New York - Paris, Milan, New York and London may reign in world fashion, but Asian and South American cities are ones to watch, according to an exhibition at one of the world's best design schools.
Dubbed "Around the world in 80 Items" by Style.com, the museum at New York's Fashion Institute of Technology is charting a new generation of fashion-forward cities eying global prominence.
The exhibition displays dozens of outfits and accessories ranging from a 1890 couture cape by the then-toast of Paris, Charles Frederick Worth, to a 2015 beaded dress by Nigeria's Lisa Folawiyo.
It showcases the likes of Chanel, Prada, Alexander McQueen and Ralph Lauren with emerging talent from as far afield as Antwerp, Istanbul, Kiev, Johannesburg, Mexico, Mumbai, Sao Paulo, Shanghai and Tokyo.

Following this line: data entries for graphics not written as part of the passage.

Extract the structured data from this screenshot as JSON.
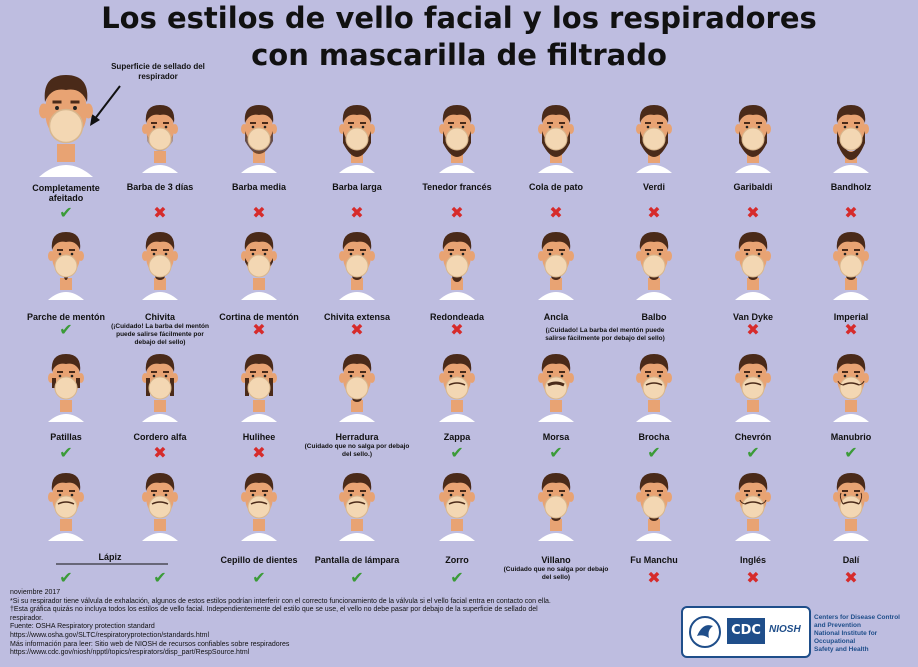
{
  "title": {
    "line1": "Los estilos de vello facial y los respiradores",
    "line2": "con mascarilla de filtrado"
  },
  "callout": "Superficie de sellado del respirador",
  "icons": {
    "ok": "check-mark-icon",
    "no": "cross-mark-icon"
  },
  "colors": {
    "ok": "#3b9b38",
    "no": "#d62b2b",
    "background": "#bebde0",
    "mask": "#f3d7b3",
    "hair": "#4a2a19",
    "skin": "#e8a373"
  },
  "styles": [
    {
      "name": "Completamente afeitado",
      "ok": true
    },
    {
      "name": "Barba de 3 días",
      "ok": false
    },
    {
      "name": "Barba media",
      "ok": false
    },
    {
      "name": "Barba larga",
      "ok": false
    },
    {
      "name": "Tenedor francés",
      "ok": false
    },
    {
      "name": "Cola de pato",
      "ok": false
    },
    {
      "name": "Verdi",
      "ok": false
    },
    {
      "name": "Garibaldi",
      "ok": false
    },
    {
      "name": "Bandholz",
      "ok": false
    },
    {
      "name": "Parche de mentón",
      "ok": true
    },
    {
      "name": "Chivita",
      "ok": true,
      "note": "(¡Cuidado! La barba del mentón puede salirse fácilmente por debajo del sello)"
    },
    {
      "name": "Cortina de mentón",
      "ok": false
    },
    {
      "name": "Chivita extensa",
      "ok": false
    },
    {
      "name": "Redondeada",
      "ok": false
    },
    {
      "name": "Ancla",
      "ok": true
    },
    {
      "name": "Balbo",
      "ok": true
    },
    {
      "name": "Van Dyke",
      "ok": false
    },
    {
      "name": "Imperial",
      "ok": false
    },
    {
      "name": "Patillas",
      "ok": true
    },
    {
      "name": "Cordero alfa",
      "ok": false
    },
    {
      "name": "Hulihee",
      "ok": false
    },
    {
      "name": "Herradura",
      "ok": true,
      "note": "(Cuidado que no salga por debajo del sello.)"
    },
    {
      "name": "Zappa",
      "ok": true
    },
    {
      "name": "Morsa",
      "ok": true
    },
    {
      "name": "Brocha",
      "ok": true
    },
    {
      "name": "Chevrón",
      "ok": true
    },
    {
      "name": "Manubrio",
      "ok": true
    },
    {
      "name": "",
      "ok": true
    },
    {
      "name": "",
      "ok": true
    },
    {
      "name": "Cepillo de dientes",
      "ok": true
    },
    {
      "name": "Pantalla de lámpara",
      "ok": true
    },
    {
      "name": "Zorro",
      "ok": true
    },
    {
      "name": "Villano",
      "ok": true,
      "note": "(Cuidado que no salga por debajo del sello)"
    },
    {
      "name": "Fu Manchu",
      "ok": false
    },
    {
      "name": "Inglés",
      "ok": false
    },
    {
      "name": "Dalí",
      "ok": false
    }
  ],
  "group_labels": {
    "ancla_balbo_note": "(¡Cuidado! La barba del mentón puede salirse fácilmente por debajo del sello)",
    "lapiz": "Lápiz"
  },
  "footer": [
    "noviembre 2017",
    "*Si su respirador tiene válvula de exhalación, algunos de estos estilos podrían interferir con el correcto funcionamiento de la válvula si el vello facial entra en contacto con ella.",
    "†Esta gráfica quizás no incluya todos los estilos de vello facial. Independientemente del estilo que se use, el vello no debe pasar por debajo de la superficie de sellado del",
    "respirador.",
    "Fuente: OSHA Respiratory protection standard",
    "https://www.osha.gov/SLTC/respiratoryprotection/standards.html",
    "Más información para leer: Sitio web de NIOSH de recursos confiables sobre respiradores",
    "https://www.cdc.gov/niosh/npptl/topics/respirators/disp_part/RespSource.html"
  ],
  "logo": {
    "cdc": "CDC",
    "niosh": "NIOSH",
    "org_lines": [
      "Centers for Disease Control",
      "and Prevention",
      "National Institute for Occupational",
      "Safety and Health"
    ]
  }
}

The exhibition calls itself "Global Fashion Capitals" and identifies 19 emerging cities, showcasing the work of many designers not well known or who have never shown before in the United States.

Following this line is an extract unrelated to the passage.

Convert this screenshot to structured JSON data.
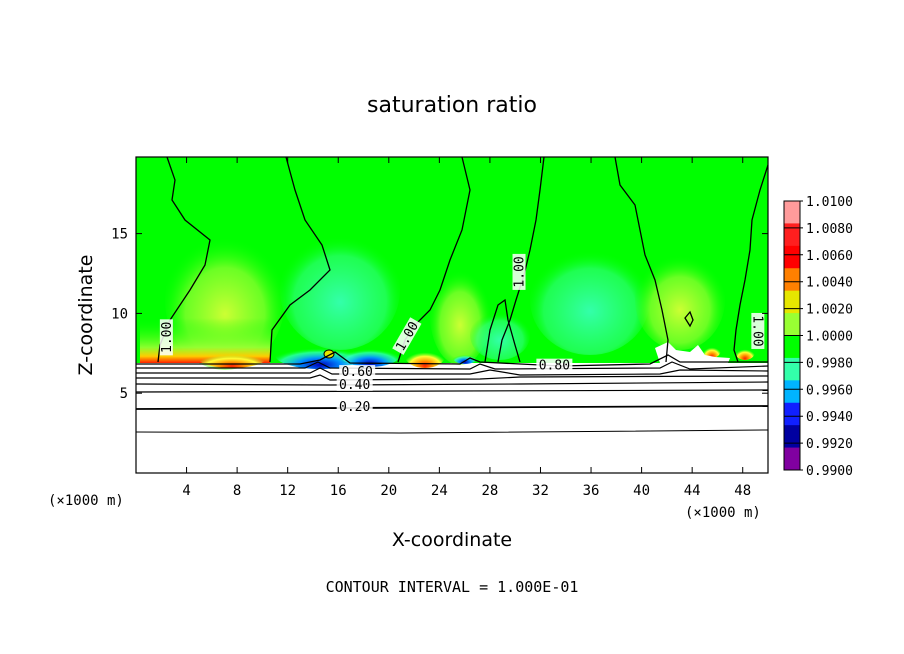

In the last 10 years, there has been an explosion in hundreds of "fashion weeks" where designers display their latest collections to attract buyers and the media in a multi-billion-dollar industry.
But if the four most important fashion destinations are Paris, New York, Milan and London, then who comes next?

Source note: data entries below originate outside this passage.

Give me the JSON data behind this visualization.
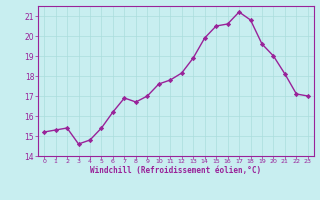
{
  "x": [
    0,
    1,
    2,
    3,
    4,
    5,
    6,
    7,
    8,
    9,
    10,
    11,
    12,
    13,
    14,
    15,
    16,
    17,
    18,
    19,
    20,
    21,
    22,
    23
  ],
  "y": [
    15.2,
    15.3,
    15.4,
    14.6,
    14.8,
    15.4,
    16.2,
    16.9,
    16.7,
    17.0,
    17.6,
    17.8,
    18.15,
    18.9,
    19.9,
    20.5,
    20.6,
    21.2,
    20.8,
    19.6,
    19.0,
    18.1,
    17.1,
    17.0
  ],
  "line_color": "#992299",
  "marker": "D",
  "marker_size": 2.2,
  "bg_color": "#c8eef0",
  "grid_color": "#aadddd",
  "xlabel": "Windchill (Refroidissement éolien,°C)",
  "xlabel_color": "#992299",
  "tick_color": "#992299",
  "spine_color": "#992299",
  "ylim": [
    14,
    21.5
  ],
  "xlim": [
    -0.5,
    23.5
  ],
  "yticks": [
    14,
    15,
    16,
    17,
    18,
    19,
    20,
    21
  ],
  "xticks": [
    0,
    1,
    2,
    3,
    4,
    5,
    6,
    7,
    8,
    9,
    10,
    11,
    12,
    13,
    14,
    15,
    16,
    17,
    18,
    19,
    20,
    21,
    22,
    23
  ],
  "linewidth": 1.0,
  "figsize": [
    3.2,
    2.0
  ],
  "dpi": 100
}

"There are a lot of people vying for that fifth and sixth place," exhibition co-curator Ariele Elia told AFP.
Her picks are Sao Paulo, Seoul and Shanghai, with a special mention for newbie Istanbul, which started a fashion week in 2009.
Interest in couture in Brazil's business capital dates back to the 1950s. The city also has very strong clothing and manufacturing industries, and since the 1980s has been creating its own designs.
The exhibition's flag bearer for Brazil is Alexandre Herchcovitch, whose 2007 jumpsuit fuses tribal-style beadwork and Brazilian colours into what the exhibition calls "a contemporary silhouette."